The most intense character studies are those of the aloof but able Captain William Thomas Turner of the Lusitania and the equally professional captain of the German U-20, Walther Schwieger, who had few qualms about attacking civilians. Their actions — coupled with a certain degree of luck and perhaps fate — were responsible for what became the most tragic maritime disaster since the Titanic three years earlier and one of the most notable of the 20th century.

The book is replete with other rich characters, mostly passengers on the doomed ship. One of the most interesting is the Boston book dealer Charles Lauriat, who brought aboard a rare copy of A Christmas Carol by Charles Dickens and drawings by novelist William Makepeace Thackeray. Another featured personality is Theodate Pope, a feminist, architect, and spiritualist. Both survived.

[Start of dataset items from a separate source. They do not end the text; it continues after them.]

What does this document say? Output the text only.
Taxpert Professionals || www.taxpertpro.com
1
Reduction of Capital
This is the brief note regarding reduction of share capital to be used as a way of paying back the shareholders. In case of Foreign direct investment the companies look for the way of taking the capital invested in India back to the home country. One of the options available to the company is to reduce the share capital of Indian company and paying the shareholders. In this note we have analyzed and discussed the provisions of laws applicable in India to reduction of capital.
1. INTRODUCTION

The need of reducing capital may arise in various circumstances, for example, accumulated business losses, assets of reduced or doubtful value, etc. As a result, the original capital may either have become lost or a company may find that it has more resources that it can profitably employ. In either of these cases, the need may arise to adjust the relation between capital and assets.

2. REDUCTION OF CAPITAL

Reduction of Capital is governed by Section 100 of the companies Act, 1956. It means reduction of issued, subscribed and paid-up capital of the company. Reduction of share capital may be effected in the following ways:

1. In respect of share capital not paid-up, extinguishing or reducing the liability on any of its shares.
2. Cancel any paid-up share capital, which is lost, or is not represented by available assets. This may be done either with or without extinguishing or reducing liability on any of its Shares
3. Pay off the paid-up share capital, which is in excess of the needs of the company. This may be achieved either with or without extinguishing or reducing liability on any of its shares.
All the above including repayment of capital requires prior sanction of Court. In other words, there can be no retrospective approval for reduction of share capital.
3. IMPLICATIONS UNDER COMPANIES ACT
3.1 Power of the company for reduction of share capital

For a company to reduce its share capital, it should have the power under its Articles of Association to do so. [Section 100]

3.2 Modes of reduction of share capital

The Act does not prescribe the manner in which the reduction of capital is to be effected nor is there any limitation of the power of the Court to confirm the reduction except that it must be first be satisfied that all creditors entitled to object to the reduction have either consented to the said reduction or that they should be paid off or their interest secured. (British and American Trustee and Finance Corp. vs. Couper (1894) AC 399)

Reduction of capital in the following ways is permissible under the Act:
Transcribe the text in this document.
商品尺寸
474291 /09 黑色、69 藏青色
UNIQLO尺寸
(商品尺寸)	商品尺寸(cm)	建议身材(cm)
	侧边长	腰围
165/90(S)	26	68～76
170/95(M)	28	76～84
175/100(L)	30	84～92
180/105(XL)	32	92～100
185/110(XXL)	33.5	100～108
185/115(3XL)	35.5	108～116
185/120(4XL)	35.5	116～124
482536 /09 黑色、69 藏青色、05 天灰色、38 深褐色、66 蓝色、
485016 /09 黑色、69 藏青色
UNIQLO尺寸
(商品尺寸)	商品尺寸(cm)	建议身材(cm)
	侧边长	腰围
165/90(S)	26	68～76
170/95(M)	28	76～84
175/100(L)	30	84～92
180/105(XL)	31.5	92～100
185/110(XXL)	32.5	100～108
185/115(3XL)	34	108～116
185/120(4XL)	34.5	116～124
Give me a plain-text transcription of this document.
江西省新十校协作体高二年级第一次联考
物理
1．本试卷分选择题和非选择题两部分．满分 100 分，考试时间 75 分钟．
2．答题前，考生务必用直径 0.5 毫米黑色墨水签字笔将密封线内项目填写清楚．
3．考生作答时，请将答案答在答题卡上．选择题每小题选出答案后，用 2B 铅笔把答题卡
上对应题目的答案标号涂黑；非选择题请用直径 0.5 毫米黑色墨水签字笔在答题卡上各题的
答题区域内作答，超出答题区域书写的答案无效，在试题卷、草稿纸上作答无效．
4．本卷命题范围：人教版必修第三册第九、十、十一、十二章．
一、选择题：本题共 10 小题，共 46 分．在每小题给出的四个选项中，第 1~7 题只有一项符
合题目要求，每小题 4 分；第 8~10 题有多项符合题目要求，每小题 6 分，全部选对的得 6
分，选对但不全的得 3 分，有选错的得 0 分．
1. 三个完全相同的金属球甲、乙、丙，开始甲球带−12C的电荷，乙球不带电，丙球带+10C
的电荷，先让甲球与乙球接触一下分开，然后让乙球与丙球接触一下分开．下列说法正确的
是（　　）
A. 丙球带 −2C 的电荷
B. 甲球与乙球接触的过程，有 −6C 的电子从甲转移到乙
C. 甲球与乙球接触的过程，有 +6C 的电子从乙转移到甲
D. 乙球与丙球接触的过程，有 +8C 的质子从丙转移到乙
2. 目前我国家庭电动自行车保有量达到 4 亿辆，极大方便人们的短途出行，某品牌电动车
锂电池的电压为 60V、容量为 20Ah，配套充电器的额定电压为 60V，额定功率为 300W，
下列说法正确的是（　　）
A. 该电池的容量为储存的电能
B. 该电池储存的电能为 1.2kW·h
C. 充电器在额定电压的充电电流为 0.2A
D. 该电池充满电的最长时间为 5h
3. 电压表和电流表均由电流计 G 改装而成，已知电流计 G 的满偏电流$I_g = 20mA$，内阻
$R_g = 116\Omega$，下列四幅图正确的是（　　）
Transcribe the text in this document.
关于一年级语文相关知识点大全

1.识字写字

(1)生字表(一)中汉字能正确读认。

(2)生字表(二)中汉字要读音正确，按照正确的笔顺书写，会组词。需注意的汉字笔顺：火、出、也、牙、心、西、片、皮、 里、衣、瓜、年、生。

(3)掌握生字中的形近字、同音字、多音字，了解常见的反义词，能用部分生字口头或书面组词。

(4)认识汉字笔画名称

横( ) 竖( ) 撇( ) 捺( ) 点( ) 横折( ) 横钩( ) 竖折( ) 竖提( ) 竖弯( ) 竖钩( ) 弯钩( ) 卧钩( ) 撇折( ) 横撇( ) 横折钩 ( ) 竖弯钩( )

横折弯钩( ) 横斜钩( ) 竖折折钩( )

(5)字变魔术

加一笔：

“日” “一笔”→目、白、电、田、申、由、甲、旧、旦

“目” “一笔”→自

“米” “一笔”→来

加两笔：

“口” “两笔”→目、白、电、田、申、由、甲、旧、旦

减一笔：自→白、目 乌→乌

Among the strengths that Larson exhibits in recounting lesser-known figures is his ability to draw comparisons with well-known people. There is Dudley Field Malone, the New York collector of customs, who “was said to be a dead ringer for Winston Churchill.” One German naval leader is described as a doppelganger for the actor Peter Lorre, and — sure enough — photos confirm it.

Churchill, who was First Lord of the Admiralty at the time, also appears in the book. He comes across as himself: shrewd, demanding, controlling, and secretive. This was, of course, one war removed from his greatest achievement of rallying Britain to victory.

A world leader who features more prominently is President Woodrow Wilson. But this is a commander-in-chief distracted by the death of his first wife and ardent courtship of his second, Edith Bolling Galt, a Washington, DC, widow. Wilson, although upset about the sinking of the Lusitania and the resulting deaths of 123 Americans, worked to avoid the United States’ engagement in the war for another two years.

An important backstory presented by Larson is the existence of a secret British code-breaking office, Room 40. The British were tracking the movements of the U-20 and were aware of the position of the Lusitania, but did nothing to alert or protect the liner for fear of revealing their work.  

Larson also shows how the Lusitania was unprepared for an attack, despite advance public warning from the Germans themselves that it could be a target. There were no lifeboat drills for passengers, for example, and many died because they did not know how to properly wear a life jacket.

Dead Wake deals with an event forever bound to a great war, but the story Larson weaves is a gripping narrative of a diverse group of people, how they lived and how they died. He leaves us with the feeling that this tragedy might have been mitigated or maybe even avoided.

Joseph A. Esposito is a former Deputy Under Secretary for International Affairs at the U.S. Department of Education and has taught history at three colleges. He is currently working on a book, The Dinner of the Century: President and Mrs. Kennedy Host America’s Greatest Intellectuals, dealing with the dinner for Nobel laureates and others at the White House in 1962.